I remember my summers were spent at my grandmother’s house babysitting and helping her in her daycare center. For a preteen and teenage girl, that was great and I loved the extra money, but that option is not available (or appealing) to my almost-teenager.
Val over at Children of The Old School shared some great resources for summer enrichment programs. As a blended family, a portion of the summer is covered as my son will spend some much-needed quality time with his father. The remainder of the summer I would love to begin getting him prepared mentally for 8th grade and, also, doing fun, but educational, activities, too.
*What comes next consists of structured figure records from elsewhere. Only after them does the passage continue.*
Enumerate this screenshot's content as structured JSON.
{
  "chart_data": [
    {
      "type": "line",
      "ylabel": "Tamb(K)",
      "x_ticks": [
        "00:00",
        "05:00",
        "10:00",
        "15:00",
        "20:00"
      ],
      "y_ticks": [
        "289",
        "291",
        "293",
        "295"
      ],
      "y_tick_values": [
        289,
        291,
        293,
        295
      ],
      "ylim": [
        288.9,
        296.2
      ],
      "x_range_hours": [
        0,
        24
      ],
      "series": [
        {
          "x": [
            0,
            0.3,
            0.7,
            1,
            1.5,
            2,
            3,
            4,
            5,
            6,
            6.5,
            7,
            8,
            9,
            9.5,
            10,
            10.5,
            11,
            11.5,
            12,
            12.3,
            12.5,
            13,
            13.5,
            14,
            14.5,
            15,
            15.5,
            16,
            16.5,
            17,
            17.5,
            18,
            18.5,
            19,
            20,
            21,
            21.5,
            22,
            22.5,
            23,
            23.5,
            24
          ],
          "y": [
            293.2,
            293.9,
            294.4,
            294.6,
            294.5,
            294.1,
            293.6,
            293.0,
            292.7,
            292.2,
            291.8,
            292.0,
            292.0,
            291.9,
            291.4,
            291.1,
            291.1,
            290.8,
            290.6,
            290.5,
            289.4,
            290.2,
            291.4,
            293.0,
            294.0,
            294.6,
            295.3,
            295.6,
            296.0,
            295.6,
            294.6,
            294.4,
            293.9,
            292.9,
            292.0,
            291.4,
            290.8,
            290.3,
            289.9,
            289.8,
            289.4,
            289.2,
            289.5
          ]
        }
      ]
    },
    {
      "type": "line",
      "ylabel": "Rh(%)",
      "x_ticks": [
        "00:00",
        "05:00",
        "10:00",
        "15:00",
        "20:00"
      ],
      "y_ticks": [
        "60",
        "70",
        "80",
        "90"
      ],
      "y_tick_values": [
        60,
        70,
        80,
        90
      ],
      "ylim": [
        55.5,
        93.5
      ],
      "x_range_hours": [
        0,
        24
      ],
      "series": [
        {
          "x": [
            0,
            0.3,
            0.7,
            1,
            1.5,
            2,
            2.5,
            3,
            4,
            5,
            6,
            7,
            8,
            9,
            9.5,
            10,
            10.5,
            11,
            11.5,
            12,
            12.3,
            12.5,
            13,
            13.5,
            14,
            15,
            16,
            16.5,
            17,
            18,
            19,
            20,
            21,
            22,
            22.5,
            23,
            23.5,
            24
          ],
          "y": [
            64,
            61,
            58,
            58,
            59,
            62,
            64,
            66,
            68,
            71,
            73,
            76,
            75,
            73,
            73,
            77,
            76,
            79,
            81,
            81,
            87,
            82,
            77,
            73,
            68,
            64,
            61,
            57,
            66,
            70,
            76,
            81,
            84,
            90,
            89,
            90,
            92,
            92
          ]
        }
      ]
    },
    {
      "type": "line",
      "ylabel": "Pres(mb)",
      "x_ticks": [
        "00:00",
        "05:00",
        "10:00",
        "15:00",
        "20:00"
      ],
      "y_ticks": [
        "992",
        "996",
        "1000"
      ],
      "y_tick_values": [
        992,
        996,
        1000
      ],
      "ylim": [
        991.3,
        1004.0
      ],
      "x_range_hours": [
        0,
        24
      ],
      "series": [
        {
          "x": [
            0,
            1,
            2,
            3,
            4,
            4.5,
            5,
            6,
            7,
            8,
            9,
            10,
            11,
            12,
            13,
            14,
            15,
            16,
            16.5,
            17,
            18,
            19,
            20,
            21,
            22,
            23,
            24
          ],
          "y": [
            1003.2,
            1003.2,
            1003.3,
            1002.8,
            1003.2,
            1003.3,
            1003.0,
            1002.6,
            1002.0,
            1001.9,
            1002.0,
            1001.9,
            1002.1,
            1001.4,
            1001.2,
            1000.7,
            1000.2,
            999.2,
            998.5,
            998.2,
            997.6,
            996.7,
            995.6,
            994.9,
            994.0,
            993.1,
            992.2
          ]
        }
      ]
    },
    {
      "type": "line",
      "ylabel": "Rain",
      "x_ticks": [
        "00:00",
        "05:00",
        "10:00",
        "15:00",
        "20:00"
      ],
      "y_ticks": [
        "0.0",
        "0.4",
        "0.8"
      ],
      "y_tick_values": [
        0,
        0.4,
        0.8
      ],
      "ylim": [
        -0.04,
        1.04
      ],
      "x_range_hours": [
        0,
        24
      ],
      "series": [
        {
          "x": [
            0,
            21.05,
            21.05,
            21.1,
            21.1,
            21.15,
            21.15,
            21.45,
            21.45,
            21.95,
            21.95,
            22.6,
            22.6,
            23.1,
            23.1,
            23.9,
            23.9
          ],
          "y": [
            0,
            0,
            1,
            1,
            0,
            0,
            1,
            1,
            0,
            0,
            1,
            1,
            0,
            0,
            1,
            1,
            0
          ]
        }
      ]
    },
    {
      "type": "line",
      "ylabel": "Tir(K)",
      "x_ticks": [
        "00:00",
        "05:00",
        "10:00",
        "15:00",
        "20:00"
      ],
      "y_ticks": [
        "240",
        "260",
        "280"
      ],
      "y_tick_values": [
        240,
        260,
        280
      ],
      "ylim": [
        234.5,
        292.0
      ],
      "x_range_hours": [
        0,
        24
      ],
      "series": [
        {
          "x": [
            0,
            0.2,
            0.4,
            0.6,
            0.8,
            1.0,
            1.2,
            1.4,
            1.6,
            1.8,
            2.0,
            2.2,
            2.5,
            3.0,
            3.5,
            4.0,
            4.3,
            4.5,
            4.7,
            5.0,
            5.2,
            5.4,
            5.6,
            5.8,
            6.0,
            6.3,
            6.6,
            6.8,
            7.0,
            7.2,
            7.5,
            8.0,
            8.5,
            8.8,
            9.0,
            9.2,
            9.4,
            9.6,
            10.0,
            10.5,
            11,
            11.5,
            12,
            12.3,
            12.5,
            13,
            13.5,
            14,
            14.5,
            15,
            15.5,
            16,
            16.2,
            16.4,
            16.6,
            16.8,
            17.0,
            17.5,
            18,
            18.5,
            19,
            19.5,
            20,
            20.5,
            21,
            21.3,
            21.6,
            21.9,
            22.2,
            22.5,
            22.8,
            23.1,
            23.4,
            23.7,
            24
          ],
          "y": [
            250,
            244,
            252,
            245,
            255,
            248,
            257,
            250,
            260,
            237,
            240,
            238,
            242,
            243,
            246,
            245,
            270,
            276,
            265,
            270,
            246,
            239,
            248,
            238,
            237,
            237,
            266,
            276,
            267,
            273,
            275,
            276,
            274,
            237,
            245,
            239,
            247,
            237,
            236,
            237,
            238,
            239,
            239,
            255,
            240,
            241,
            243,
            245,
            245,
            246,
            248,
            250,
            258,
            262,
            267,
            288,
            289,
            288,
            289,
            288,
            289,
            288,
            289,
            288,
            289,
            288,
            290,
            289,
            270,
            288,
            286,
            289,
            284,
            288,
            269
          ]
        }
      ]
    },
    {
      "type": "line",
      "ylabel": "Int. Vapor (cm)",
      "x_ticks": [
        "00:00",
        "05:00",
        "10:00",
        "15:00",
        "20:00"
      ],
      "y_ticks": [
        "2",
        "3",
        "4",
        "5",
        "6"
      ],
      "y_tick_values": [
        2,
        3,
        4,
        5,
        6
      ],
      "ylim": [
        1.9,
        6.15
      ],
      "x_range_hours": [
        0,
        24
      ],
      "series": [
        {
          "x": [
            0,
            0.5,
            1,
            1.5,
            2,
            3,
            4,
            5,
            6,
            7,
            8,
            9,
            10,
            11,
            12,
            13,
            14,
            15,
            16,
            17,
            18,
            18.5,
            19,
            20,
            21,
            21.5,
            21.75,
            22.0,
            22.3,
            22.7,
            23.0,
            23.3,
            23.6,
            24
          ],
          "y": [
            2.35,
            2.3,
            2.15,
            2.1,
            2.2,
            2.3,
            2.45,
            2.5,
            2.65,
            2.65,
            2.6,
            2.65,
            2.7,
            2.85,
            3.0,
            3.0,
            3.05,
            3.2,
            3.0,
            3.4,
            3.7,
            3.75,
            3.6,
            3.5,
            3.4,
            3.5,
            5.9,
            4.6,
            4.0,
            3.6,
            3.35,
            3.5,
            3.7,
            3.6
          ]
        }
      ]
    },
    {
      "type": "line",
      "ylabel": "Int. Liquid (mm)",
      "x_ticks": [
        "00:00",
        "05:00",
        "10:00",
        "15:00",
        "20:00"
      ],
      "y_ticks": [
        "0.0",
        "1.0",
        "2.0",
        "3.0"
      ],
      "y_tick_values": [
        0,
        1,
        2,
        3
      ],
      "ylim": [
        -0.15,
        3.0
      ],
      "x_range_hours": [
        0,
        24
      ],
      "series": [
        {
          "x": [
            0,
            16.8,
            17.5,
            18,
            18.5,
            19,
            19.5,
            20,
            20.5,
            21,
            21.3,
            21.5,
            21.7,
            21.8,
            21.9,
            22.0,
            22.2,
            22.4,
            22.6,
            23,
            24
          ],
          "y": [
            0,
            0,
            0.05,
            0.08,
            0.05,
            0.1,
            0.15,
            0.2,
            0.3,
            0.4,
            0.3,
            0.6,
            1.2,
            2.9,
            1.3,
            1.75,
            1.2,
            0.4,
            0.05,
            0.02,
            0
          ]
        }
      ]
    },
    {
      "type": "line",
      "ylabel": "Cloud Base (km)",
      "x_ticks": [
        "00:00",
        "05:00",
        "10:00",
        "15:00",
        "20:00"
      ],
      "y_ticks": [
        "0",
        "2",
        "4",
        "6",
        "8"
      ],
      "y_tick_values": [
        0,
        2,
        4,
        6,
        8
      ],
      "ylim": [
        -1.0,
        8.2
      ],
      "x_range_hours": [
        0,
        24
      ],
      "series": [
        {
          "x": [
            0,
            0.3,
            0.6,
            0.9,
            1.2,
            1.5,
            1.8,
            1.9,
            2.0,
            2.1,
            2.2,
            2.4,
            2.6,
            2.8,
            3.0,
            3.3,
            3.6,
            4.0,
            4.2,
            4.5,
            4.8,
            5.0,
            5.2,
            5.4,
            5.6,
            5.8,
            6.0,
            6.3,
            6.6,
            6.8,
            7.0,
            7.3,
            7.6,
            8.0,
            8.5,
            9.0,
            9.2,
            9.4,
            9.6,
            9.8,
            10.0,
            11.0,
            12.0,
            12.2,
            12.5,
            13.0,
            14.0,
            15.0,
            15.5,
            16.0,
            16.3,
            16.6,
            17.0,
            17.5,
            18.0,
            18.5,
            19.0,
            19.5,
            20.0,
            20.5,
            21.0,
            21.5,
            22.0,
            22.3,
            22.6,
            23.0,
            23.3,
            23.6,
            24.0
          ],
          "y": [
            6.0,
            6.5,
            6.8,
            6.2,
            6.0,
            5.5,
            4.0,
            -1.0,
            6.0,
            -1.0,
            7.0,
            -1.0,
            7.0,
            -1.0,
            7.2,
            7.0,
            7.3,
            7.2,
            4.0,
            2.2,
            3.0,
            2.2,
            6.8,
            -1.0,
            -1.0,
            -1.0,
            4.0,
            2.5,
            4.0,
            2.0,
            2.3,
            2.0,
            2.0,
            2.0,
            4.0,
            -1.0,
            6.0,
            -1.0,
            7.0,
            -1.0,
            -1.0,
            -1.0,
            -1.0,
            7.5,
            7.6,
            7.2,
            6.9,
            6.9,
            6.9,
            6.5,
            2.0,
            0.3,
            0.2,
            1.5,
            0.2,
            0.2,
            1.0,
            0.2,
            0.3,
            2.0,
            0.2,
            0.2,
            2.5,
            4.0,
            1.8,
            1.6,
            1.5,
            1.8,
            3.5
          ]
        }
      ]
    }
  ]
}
At the beginning of the summer, I will be giving my tween a learning packet that includes a summer reading list, fun activities based on places he will be visiting, worksheets printed off from educational websites his teachers recommend and a journal to help document his summer travels and activities. By the end of the summer, he must be prepared to present a digital and oral presentation to our family detailing his summer adventures and his expectations for the upcoming school year. I want him to enjoy his summer (that’s what childhood is about) but I, also, need to keep him focused on academics and real-world application skills.
The first Wednesday of each month, myself and three fellow mothers will be collectively sharing our voices and our social media reach. We are all raising young boys and believe in the concept that it takes a village to raise a child. We will be sharing their successes, their opportunities for growth, their dreams, and their aspirations. While our experiences may differ, collectively we speak for our sons. I challenge you to join us and add your voice and your passion.